An early problem to be dealt with was finding accommodation for the increasing number of personnel and units in the area and soon a dedicated camp construction squadron was established and controlled by the group. Another issue was supplies; soon the RNZAF units in the field were integrated into the American supply chain, coordinated by No. 1 (Islands) Group. By November, a Base Depot had been established at Espiritu Santo and this took much of the administrative functions from the headquarters of No. 1 (Islands) Group. The group's headquarters was organised to be more mobile, so that it could be closer to the frontline units of the RNZAF although it remained at Espiritu Santo for the time being since it also needed to be in proximity to the headquarters of COMAIRSOPAC. At the end of the month, Wallingford was succeeded by Air Commodore Maurice Buckley.

==South Pacific operations==
Due to the advance of the American ground forces north through the Solomon Islands, the group's headquarters was relocated to Guadalcanal in January 1944. From here it administrated the various RNZAF units deployed from Fiji through to the Bismarck Archipelago. To service the units north of Guadalcanal, No. 1 (Islands) Group controlled a fleet of Douglas Dakota and Lockheed Hudson transport aircraft. The RNZAF was continuing to expand, and by February No. 1 (Islands) Group was responsible for three fighter squadrons, three bomber squadrons, a dive bomber squadron, a torpedo bomber squadron, and a flying boat squadron. This was in addition to various service and maintenance units. Over 5,100 RNZAF personnel were serving in the region by this time.

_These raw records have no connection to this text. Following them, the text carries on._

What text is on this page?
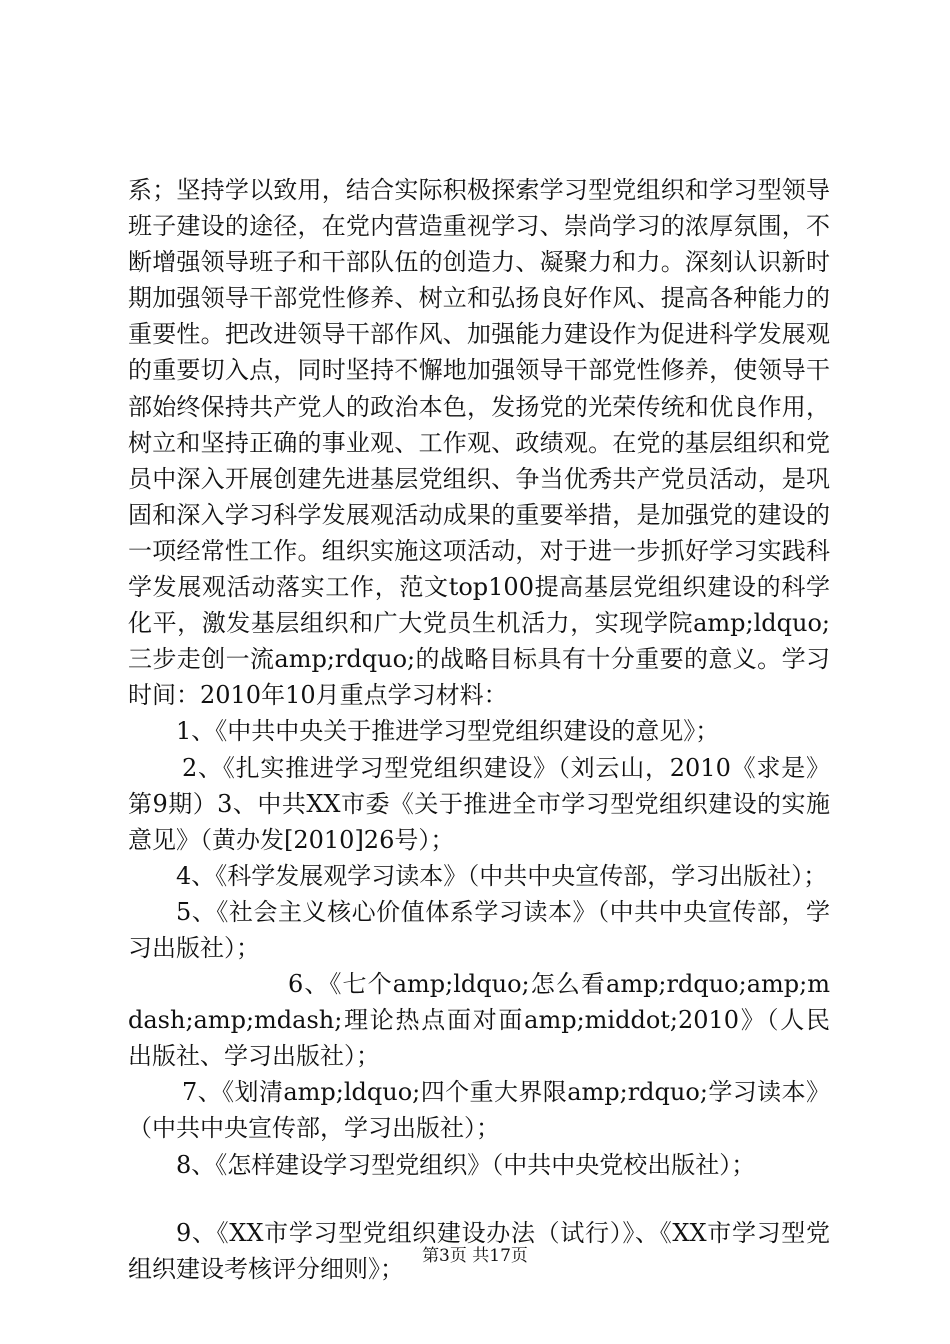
系；坚持学以致用，结合实际积极探索学习型党组织和学习型领导班子建设的途径，在党内营造重视学习、崇尚学习的浓厚氛围，不断增强领导班子和干部队伍的创造力、凝聚力和力。深刻认识新时期加强领导干部党性修养、树立和弘扬良好作风、提高各种能力的重要性。把改进领导干部作风、加强能力建设作为促进科学发展观的重要切入点，同时坚持不懈地加强领导干部党性修养，使领导干部始终保持共产党人的政治本色，发扬党的光荣传统和优良作用，树立和坚持正确的事业观、工作观、政绩观。在党的基层组织和党员中深入开展创建先进基层党组织、争当优秀共产党员活动，是巩固和深入学习科学发展观活动成果的重要举措，是加强党的建设的一项经常性工作。组织实施这项活动，对于进一步抓好学习实践科学发展观活动落实工作，范文top100提高基层党组织建设的科学化平，激发基层组织和广大党员生机活力，实现学院amp;ldquo;三步走创一流amp;rdquo;的战略目标具有十分重要的意义。学习时间：2010年10月重点学习材料：

1、《中共中央关于推进学习型党组织建设的意见》；

2、《扎实推进学习型党组织建设》（刘云山，2010《求是》第9期）3、中共XX市委《关于推进全市学习型党组织建设的实施意见》（黄办发[2010]26号）；

4、《科学发展观学习读本》（中共中央宣传部，学习出版社）；

5、《社会主义核心价值体系学习读本》（中共中央宣传部，学习出版社）；

6、《七个amp;ldquo;怎么看amp;rdquo;amp;mdash;amp;mdash;理论热点面对面amp;middot;2010》（人民出版社、学习出版社）；

7、《划清amp;ldquo;四个重大界限amp;rdquo;学习读本》（中共中央宣传部，学习出版社）；

8、《怎样建设学习型党组织》（中共中央党校出版社）；

9、《XX市学习型党组织建设办法（试行）》、《XX市学习型党组织建设考核评分细则》；	第3页 共17页
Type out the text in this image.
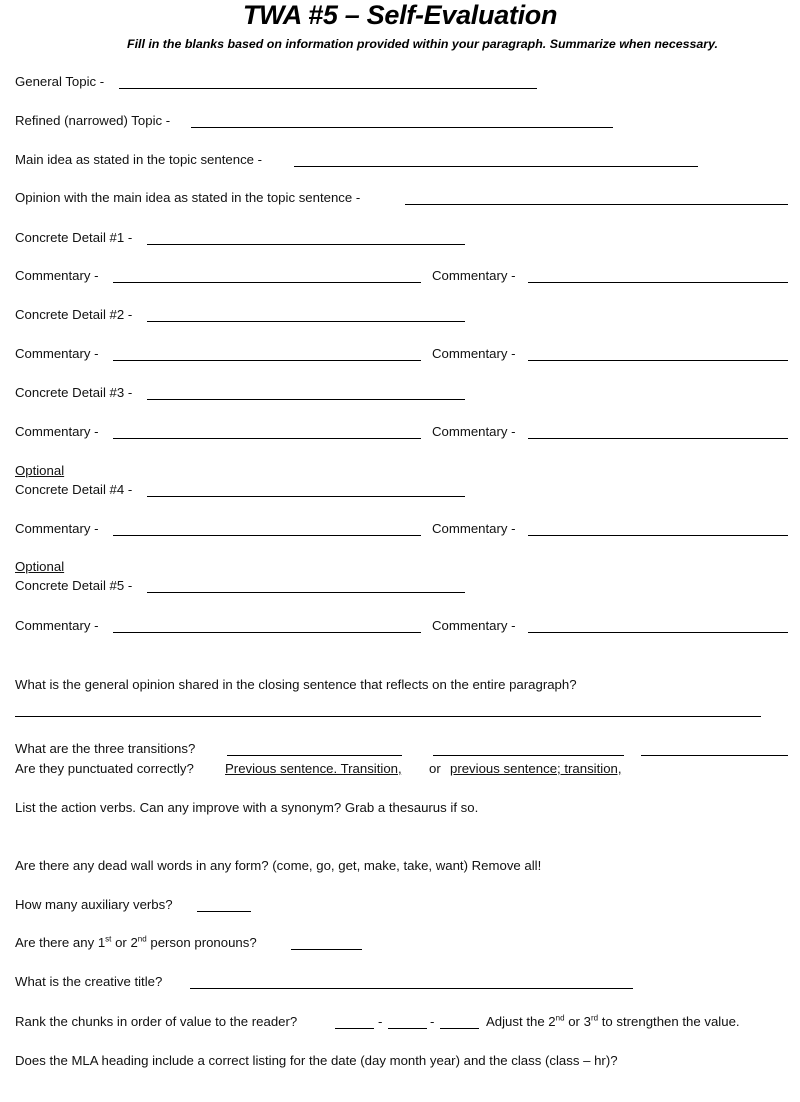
TWA #5 – Self-Evaluation
Fill in the blanks based on information provided within your paragraph. Summarize when necessary.
General Topic -
Refined (narrowed) Topic -
Main idea as stated in the topic sentence -
Opinion with the main idea as stated in the topic sentence -
Concrete Detail #1 -
Commentary -	Commentary -
Concrete Detail #2 -
Commentary -	Commentary -
Concrete Detail #3 -
Commentary -	Commentary -
Optional
Concrete Detail #4 -
Commentary -	Commentary -
Optional
Concrete Detail #5 -
Commentary -	Commentary -
What is the general opinion shared in the closing sentence that reflects on the entire paragraph?
What are the three transitions?
Are they punctuated correctly? Previous sentence. Transition, or previous sentence; transition,
List the action verbs. Can any improve with a synonym? Grab a thesaurus if so.
Are there any dead wall words in any form? (come, go, get, make, take, want) Remove all!
How many auxiliary verbs?
Are there any 1st or 2nd person pronouns?
What is the creative title?
Rank the chunks in order of value to the reader?	-	-	Adjust the 2nd or 3rd to strengthen the value.
Does the MLA heading include a correct listing for the date (day month year) and the class (class – hr)?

To control the various squadrons, the New Zealand Air Task Force was established later in the year although responsibility for administration and supplies continued to rest with No. 1 (Islands) Group.

Operationally in the final two years of the war, the duties of the RNZAF units primarily focused on support of the ground forces; with the fighter squadrons no longer required to protect bombers due to the non-existent aerial threat presented by Japanese aircraft, they switched to a fighter-bomber role and supported Australian forces operating on Bougainville Island. The bomber units meanwhile attacked the Japanese positions on New Britain and New Ireland, which had been cut off by the Allied advance.

Once the American ground forces moved beyond the Solomon Islands, the RNZAF squadrons continued to harass the Japanese bases in the region. In August 1945, with the campaign in the South Pacific now at an end, No. 1 (Islands) Group was disbanded. Its final commander was Air Commodore Robert Clark-Hall. The administrative function of the group was transferred to the RNZAF station on Guadalcanal.